I mostly run: Photoshop, DXO, dragon naturallyspeaking,
My budget: $2,000 plus monitors
When I will build: Immediate
Where: CONUS


What doesn't work: currently unstable with occasional memory errors on both sticks. Is this memory, mobo or power supply? I dunno. I don't have the time to explore.

I want:

Dual monitors, each at 1600x1200,
maximum cpu/gpu/memory speed for large photoshop files
stable.
Vista business 32 bit clean install. (Current OS has been continuously upgraded since Windows 2k across 3 machines. I can only imagine what the registry looks like. naturallyspeaking won't work on 64 bit for a while yet.)

My thoughts:

CPU: I am pretty much set on quadcore for photoshop and DXO: QX9550
Mobo: I don't know whether I can have two large high res screens off one GPU, so want paired video cards. Your thoughts on most stable board (I don't overclock).
memory: 4gb ddr2
Disks: dual velociraptors and dual 500gb caviars
DVD: bluray burner
Video: paired firepro 3700 or 3750 if available
Raid: onboard or a separate controller. I appreciate your thoughts.
Power supply and case: something quiet.

All help appreciated








 

Roguestar

Diamond Member
Aug 29, 2006
6,045
0
0
Why would you buy the QX9550 when the Q9550 isn't nearly as expensive and does exactly the same, seeing as you're not overclocking?
Two high res screens off one GPU on a single card is doable for most video cards up to something like 2560 each, IIRC.
Velociraptors are very expensive for the relatively small performance difference you get between them and the best 7200RPM drive, which is incidentally both cheaper and a 1TB drive with much more storage. Don't forget to have a backup solution and not rely on RAID-1, which as a mirror, will duplicate any accidental file deletion or virus problems.

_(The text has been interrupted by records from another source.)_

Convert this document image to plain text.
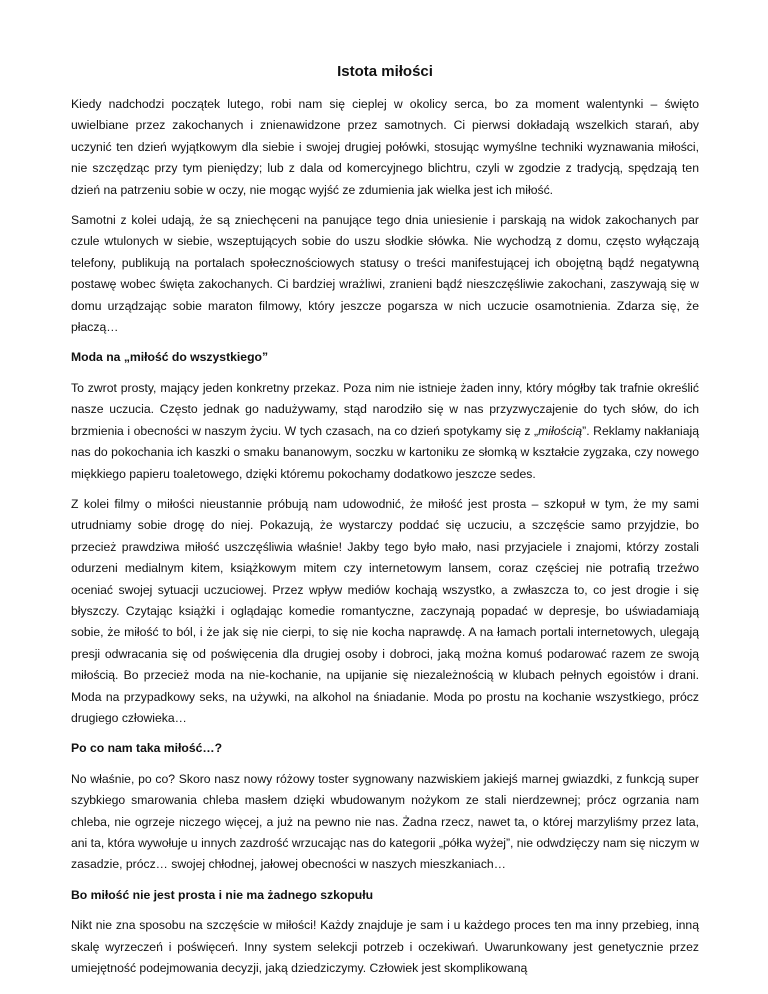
Istota miłości

Kiedy nadchodzi początek lutego, robi nam się cieplej w okolicy serca, bo za moment walentynki – święto uwielbiane przez zakochanych i znienawidzone przez samotnych. Ci pierwsi dokładają wszelkich starań, aby uczynić ten dzień wyjątkowym dla siebie i swojej drugiej połówki, stosując wymyślne techniki wyznawania miłości, nie szczędząc przy tym pieniędzy; lub z dala od komercyjnego blichtru, czyli w zgodzie z tradycją, spędzają ten dzień na patrzeniu sobie w oczy, nie mogąc wyjść ze zdumienia jak wielka jest ich miłość.

Samotni z kolei udają, że są zniechęceni na panujące tego dnia uniesienie i parskają na widok zakochanych par czule wtulonych w siebie, wszeptujących sobie do uszu słodkie słówka. Nie wychodzą z domu, często wyłączają telefony, publikują na portalach społecznościowych statusy o treści manifestującej ich obojętną bądź negatywną postawę wobec święta zakochanych. Ci bardziej wrażliwi, zranieni bądź nieszczęśliwie zakochani, zaszywają się w domu urządzając sobie maraton filmowy, który jeszcze pogarsza w nich uczucie osamotnienia. Zdarza się, że płaczą…

Moda na „miłość do wszystkiego”

To zwrot prosty, mający jeden konkretny przekaz. Poza nim nie istnieje żaden inny, który mógłby tak trafnie określić nasze uczucia. Często jednak go nadużywamy, stąd narodziło się w nas przyzwyczajenie do tych słów, do ich brzmienia i obecności w naszym życiu. W tych czasach, na co dzień spotykamy się z „miłością”. Reklamy nakłaniają nas do pokochania ich kaszki o smaku bananowym, soczku w kartoniku ze słomką w kształcie zygzaka, czy nowego miękkiego papieru toaletowego, dzięki któremu pokochamy dodatkowo jeszcze sedes.

Z kolei filmy o miłości nieustannie próbują nam udowodnić, że miłość jest prosta – szkopuł w tym, że my sami utrudniamy sobie drogę do niej. Pokazują, że wystarczy poddać się uczuciu, a szczęście samo przyjdzie, bo przecież prawdziwa miłość uszczęśliwia właśnie! Jakby tego było mało, nasi przyjaciele i znajomi, którzy zostali odurzeni medialnym kitem, książkowym mitem czy internetowym lansem, coraz częściej nie potrafią trzeźwo oceniać swojej sytuacji uczuciowej. Przez wpływ mediów kochają wszystko, a zwłaszcza to, co jest drogie i się błyszczy. Czytając książki i oglądając komedie romantyczne, zaczynają popadać w depresje, bo uświadamiają sobie, że miłość to ból, i że jak się nie cierpi, to się nie kocha naprawdę. A na łamach portali internetowych, ulegają presji odwracania się od poświęcenia dla drugiej osoby i dobroci, jaką można komuś podarować razem ze swoją miłością. Bo przecież moda na nie-kochanie, na upijanie się niezależnością w klubach pełnych egoistów i drani. Moda na przypadkowy seks, na używki, na alkohol na śniadanie. Moda po prostu na kochanie wszystkiego, prócz drugiego człowieka…

Po co nam taka miłość…?

No właśnie, po co? Skoro nasz nowy różowy toster sygnowany nazwiskiem jakiejś marnej gwiazdki, z funkcją super szybkiego smarowania chleba masłem dzięki wbudowanym nożykom ze stali nierdzewnej; prócz ogrzania nam chleba, nie ogrzeje niczego więcej, a już na pewno nie nas. Żadna rzecz, nawet ta, o której marzyliśmy przez lata, ani ta, która wywołuje u innych zazdrość wrzucając nas do kategorii „półka wyżej”, nie odwdzięczy nam się niczym w zasadzie, prócz… swojej chłodnej, jałowej obecności w naszych mieszkaniach…

Bo miłość nie jest prosta i nie ma żadnego szkopułu

Nikt nie zna sposobu na szczęście w miłości! Każdy znajduje je sam i u każdego proces ten ma inny przebieg, inną skalę wyrzeczeń i poświęceń. Inny system selekcji potrzeb i oczekiwań. Uwarunkowany jest genetycznie przez umiejętność podejmowania decyzji, jaką dziedziczymy. Człowiek jest skomplikowaną
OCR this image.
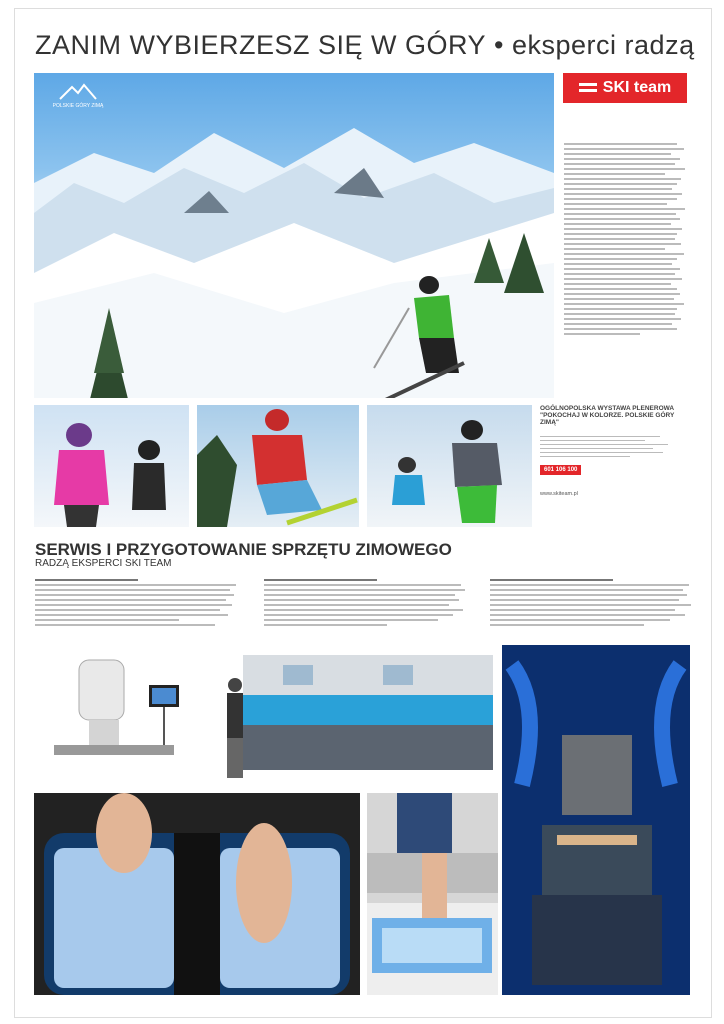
ZANIM WYBIERZESZ SIĘ W GÓRY • eksperci radzą
POLSKIE GÓRY ZIMĄ
SKI team
OGÓLNOPOLSKA WYSTAWA PLENEROWA
"POKOCHAJ W KOLORZE. POLSKIE GÓRY ZIMĄ"
601 106 100
www.skiteam.pl
SERWIS I PRZYGOTOWANIE SPRZĘTU ZIMOWEGO
RADZĄ EKSPERCI SKI TEAM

An external drive is a safe bet. If you want to run RAID-1 to minimise downtime in the case of a single drive failure (because that's all you're protecting against) then most decent motherboards have RAID onboard or RAID variants in the product line. A standard Intel P45 chipset board such as the Gigabyte EP45-DS3R will do that, and has two graphics card slots.